When it was dedicated in 1963 to honor former Montclair State Mathematics Professor Virgil Mallory, Mallory Hall was a modern educational facility with what was then considered state-of-the-art classrooms, labs and a lecture hall. More than half a century and a complete renovation later, the 34,400-square-foot Mallory Hall has been transformed into the 43,800-square-foot, cutting-edge Center for Computing and Information Science.
Funded in part by state bond funds, the new $22.2 million facility – like the other bond-funded projects such as Partridge Hall, the Center for Environmental and Life Sciences, and the Feliciano School of Business building – supports Montclair State’s mission as a Carnegie-designated research doctoral university and state-designated public research institution.
“The new Center will allow New Jersey’s second-largest university to sustain and grow high-quality, high-demand science programs that are directly aligned with the state’s and our students’ needs,” says Lora Billings, the new dean of the College of Science and Mathematics.
Classrooms and labs in the Center for Computing and Information Science include specialized research labs and instructional spaces for areas such as cybersecurity, data science, image processing, parallel and distributed computing, human-computer interaction and computational sensing.
The University’s strategic technology partner Sony Electronics has delivered a unique mix of classroom technologies, active learning solutions and state-of-the-art professional equipment – such as laser projectors; 55- and 85-inch displays; robotic pan/tilt/zoom cameras in collaborative spaces; and wireless microphone systems – to the high-tech center.
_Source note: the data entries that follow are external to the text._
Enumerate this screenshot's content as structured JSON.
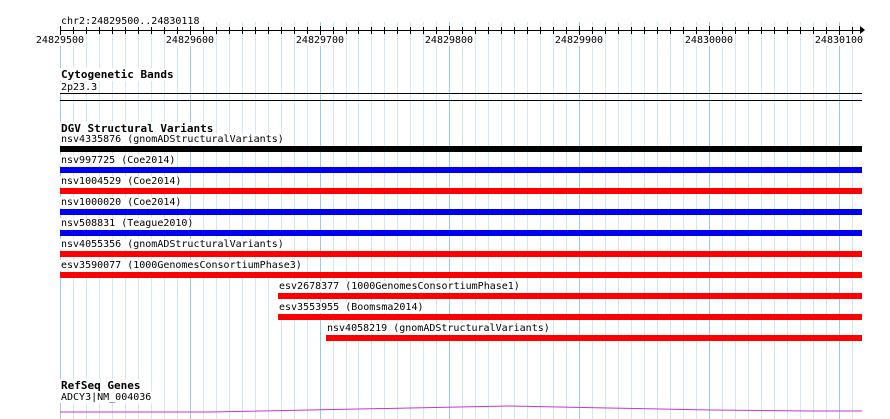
{
  "browser": {
    "region": "chr2:24829500..24830118",
    "start": 24829500,
    "end": 24830118,
    "ruler_labels": [
      "24829500",
      "24829600",
      "24829700",
      "24829800",
      "24829900",
      "24830000",
      "24830100"
    ]
  },
  "tracks": {
    "cyto": {
      "title": "Cytogenetic Bands",
      "band": "2p23.3"
    },
    "dgv": {
      "title": "DGV Structural Variants",
      "features": [
        {
          "label": "nsv4335876 (gnomADStructuralVariants)",
          "color": "#000000",
          "start": 24829500,
          "end": 24830118
        },
        {
          "label": "nsv997725 (Coe2014)",
          "color": "#0000ee",
          "start": 24829500,
          "end": 24830118
        },
        {
          "label": "nsv1004529 (Coe2014)",
          "color": "#ff0000",
          "start": 24829500,
          "end": 24830118
        },
        {
          "label": "nsv1000020 (Coe2014)",
          "color": "#0000ee",
          "start": 24829500,
          "end": 24830118
        },
        {
          "label": "nsv508831 (Teague2010)",
          "color": "#0000ee",
          "start": 24829500,
          "end": 24830118
        },
        {
          "label": "nsv4055356 (gnomADStructuralVariants)",
          "color": "#ff0000",
          "start": 24829500,
          "end": 24830118
        },
        {
          "label": "esv3590077 (1000GenomesConsortiumPhase3)",
          "color": "#ff0000",
          "start": 24829500,
          "end": 24830118
        },
        {
          "label": "esv2678377 (1000GenomesConsortiumPhase1)",
          "color": "#ff0000",
          "start": 24829668,
          "end": 24830118
        },
        {
          "label": "esv3553955 (Boomsma2014)",
          "color": "#ff0000",
          "start": 24829668,
          "end": 24830118
        },
        {
          "label": "nsv4058219 (gnomADStructuralVariants)",
          "color": "#ff0000",
          "start": 24829705,
          "end": 24830118
        }
      ]
    },
    "refseq": {
      "title": "RefSeq Genes",
      "gene": "ADCY3|NM_004036",
      "color": "#cc33cc"
    }
  }
}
Department of Computer Science Chair Constantine Coutras is especially looking forward to the Center’s significantly expanded research spaces. With all the research space, Coutras explains, “We’ll be able to offer new graduate degrees, including an MS in Cybersecurity and an MS in Data Science.”
Another standout feature is the reconstructed and expanded skywalk that connects the Center to neighboring Schmitt Hall. Says Billings, “These common areas encourage increased communication within and across different disciplines, inspiring new research directions.”